Due to the law of conservation of boredom, when I am too busy to blog much, Jacob putters around on the web until he finds something for me to blog. (Thanks, Jacob!) Today’s IM:

» microbrews + arcade games = not a bad bar?
» located in the fuzzy area between hipster and geek
» “even though this sounds a bit like an uber-hipster joint, the arcade games might help to give it a less self-important, murky vibe than, say, union pool. i’m looking forward to checking it out.”
» “It’s a fun bar, perhaps ‘hipster’ish… but it is Williamsburg. Much less pretentious feeling than most Williamsburg bars, because you can’t really act like hot shit playing Pac Man.”
» how’s that for gaming culture’s social position
» murky!

Quotes are from this article on the bar’s opening back in 2004, which Jacob stumbled upon after reading that the owners of Barcade are opening what will be Brooklyn’s only bowling alley. That, too, seems very aimed at the hipster set.
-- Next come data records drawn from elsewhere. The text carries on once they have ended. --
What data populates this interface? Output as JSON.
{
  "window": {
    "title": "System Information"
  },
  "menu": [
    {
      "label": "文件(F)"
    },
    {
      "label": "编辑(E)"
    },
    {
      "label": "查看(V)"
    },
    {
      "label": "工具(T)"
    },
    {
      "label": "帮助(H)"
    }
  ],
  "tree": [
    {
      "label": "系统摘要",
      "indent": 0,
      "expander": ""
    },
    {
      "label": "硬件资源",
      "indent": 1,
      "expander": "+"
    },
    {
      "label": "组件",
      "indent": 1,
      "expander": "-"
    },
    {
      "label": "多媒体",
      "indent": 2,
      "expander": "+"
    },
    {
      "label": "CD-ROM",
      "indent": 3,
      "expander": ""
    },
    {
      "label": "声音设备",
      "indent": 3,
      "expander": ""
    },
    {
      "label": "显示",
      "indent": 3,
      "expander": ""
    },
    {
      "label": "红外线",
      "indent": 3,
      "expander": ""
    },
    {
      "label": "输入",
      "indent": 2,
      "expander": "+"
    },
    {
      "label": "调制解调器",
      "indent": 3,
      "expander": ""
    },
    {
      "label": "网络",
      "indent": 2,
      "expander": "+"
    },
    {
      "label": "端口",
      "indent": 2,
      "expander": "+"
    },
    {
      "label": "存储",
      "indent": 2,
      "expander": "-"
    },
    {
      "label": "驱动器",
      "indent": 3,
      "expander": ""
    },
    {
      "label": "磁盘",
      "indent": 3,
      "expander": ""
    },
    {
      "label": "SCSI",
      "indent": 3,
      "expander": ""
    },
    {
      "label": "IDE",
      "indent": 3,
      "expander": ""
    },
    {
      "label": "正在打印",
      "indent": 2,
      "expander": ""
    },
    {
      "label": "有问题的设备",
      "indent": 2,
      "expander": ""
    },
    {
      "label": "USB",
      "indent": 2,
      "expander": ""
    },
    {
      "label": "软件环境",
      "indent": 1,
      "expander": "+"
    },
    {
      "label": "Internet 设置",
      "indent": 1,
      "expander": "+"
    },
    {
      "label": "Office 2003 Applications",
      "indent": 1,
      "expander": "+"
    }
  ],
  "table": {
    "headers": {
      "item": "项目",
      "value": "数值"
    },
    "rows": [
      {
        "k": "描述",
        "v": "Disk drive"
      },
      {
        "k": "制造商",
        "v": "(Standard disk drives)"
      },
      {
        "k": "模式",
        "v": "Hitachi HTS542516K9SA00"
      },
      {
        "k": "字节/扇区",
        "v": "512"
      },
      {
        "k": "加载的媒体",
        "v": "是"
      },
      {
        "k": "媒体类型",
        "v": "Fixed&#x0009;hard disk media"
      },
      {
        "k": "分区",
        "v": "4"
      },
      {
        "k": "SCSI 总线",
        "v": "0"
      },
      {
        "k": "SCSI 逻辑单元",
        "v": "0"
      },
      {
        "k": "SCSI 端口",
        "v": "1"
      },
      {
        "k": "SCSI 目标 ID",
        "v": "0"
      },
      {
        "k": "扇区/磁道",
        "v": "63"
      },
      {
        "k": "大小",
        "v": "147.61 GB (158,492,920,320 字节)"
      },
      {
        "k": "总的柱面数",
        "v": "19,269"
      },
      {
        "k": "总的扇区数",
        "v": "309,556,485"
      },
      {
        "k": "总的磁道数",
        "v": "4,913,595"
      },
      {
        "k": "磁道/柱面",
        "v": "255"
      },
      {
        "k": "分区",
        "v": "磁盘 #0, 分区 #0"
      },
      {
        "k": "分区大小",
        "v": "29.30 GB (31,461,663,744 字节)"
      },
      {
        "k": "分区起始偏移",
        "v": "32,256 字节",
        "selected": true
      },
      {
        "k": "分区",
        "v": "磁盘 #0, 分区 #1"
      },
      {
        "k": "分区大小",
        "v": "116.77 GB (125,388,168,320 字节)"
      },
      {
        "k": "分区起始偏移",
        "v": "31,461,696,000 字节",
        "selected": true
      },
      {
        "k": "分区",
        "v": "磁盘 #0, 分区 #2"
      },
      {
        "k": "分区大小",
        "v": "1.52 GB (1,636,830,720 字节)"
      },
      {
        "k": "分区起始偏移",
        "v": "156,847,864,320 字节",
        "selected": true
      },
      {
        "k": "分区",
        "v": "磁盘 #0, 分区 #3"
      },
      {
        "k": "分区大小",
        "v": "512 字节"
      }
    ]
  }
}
What I find particularly interesting here is that it’s the hipsters (not the geeks) who, in the above quotes, are described as the annoying subculture. Playing video games and bowling are apparently ironic enough to be hip, but still embarrassing enough to be unpretentious. Considering that nearly all of my free time over the weekend was spent either bowling or playing video games, I guess that makes me … murky?